Po omówieniu wątku Wesleya Sneijdera, sir Alex Ferguson został zapytany o zawodnika, którego zawsze chciał oglądać w koszulce Manchesteru United, ale nigdy do tego nie doszło. Szkot wskazał na Paula Gascoigne’a, który w 1988 roku niemal przeniósł się na Old Trafford z Newcastle United, ale ostatecznie wybrał Tottenham Hotspur, który wyciągnął asa z rękawa.
– W rzeczywistości muszę powiedzieć, że tylko jedno nazwisko od zawsze przychodzi mi do głowy. To Paul Gascoigne. Był absolutnie fantastyczny. Myślę, że gdyby udało nam się go pozyskać, miałby tu wspaniałą karierę. Naprawdę tak uważam. Nie mówię, że nie miał dobrej kariery, ale u nas stałby się jeszcze lepszym zawodnikiem.

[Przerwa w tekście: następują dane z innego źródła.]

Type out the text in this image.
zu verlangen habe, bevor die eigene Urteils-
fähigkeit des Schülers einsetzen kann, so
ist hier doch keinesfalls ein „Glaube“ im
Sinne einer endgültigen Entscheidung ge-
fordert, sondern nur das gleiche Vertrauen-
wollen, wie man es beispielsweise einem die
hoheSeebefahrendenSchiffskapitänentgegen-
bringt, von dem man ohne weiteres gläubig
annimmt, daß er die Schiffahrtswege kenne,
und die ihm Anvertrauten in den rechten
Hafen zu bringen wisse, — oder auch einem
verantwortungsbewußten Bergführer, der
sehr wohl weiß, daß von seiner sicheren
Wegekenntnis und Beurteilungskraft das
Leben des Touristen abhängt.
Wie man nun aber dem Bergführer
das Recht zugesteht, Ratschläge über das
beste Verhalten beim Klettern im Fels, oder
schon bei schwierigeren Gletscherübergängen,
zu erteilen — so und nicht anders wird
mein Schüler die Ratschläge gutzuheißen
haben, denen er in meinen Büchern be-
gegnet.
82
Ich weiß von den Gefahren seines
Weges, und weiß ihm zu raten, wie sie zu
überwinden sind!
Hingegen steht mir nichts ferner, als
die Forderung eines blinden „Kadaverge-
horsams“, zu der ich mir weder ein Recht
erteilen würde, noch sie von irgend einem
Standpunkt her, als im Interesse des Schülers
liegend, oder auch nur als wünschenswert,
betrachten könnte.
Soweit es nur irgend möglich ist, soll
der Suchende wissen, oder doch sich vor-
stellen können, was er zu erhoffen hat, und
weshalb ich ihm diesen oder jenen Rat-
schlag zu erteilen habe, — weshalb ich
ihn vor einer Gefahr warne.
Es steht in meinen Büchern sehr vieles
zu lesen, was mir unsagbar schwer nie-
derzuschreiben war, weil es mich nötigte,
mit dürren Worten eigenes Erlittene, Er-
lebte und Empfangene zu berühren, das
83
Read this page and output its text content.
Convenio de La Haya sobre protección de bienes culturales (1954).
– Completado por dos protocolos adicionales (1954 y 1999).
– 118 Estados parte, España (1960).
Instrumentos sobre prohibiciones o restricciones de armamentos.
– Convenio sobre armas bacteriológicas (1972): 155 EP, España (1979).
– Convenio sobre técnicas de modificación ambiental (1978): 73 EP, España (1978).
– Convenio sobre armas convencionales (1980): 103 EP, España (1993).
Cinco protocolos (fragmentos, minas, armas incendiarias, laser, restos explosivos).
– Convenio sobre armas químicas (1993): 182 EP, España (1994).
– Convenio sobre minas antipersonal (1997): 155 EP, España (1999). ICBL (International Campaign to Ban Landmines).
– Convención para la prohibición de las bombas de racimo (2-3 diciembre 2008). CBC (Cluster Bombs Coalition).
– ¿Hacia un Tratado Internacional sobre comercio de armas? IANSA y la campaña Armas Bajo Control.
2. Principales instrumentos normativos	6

– Mieliśmy w składzie osoby z okolic Newcastle. Robson, Bruce a do tego Bobby Charlton. Sir Bobby Charlton byłby dla niego fantastycznym mentorem, ponieważ jest cudownym człowiekiem. Był też Gary Pallister, który pochodził z Middlesbrough, choć wiem, że ludzie stamtąd nie mówią tym samym dialektem. Paul Gascoigne obiecał, że podpisze z nami kontrakt, więc pojechałem na wakacje.
– Dostałem telefon od Martina Edwardsa, że przeszedł jednak do Tottenhamu. Zrobił to, bo kupili jego matce dom za 80 tysięcy funtów. Ojej, nie mogłem w to uwierzyć. Był fantastycznym piłkarzem.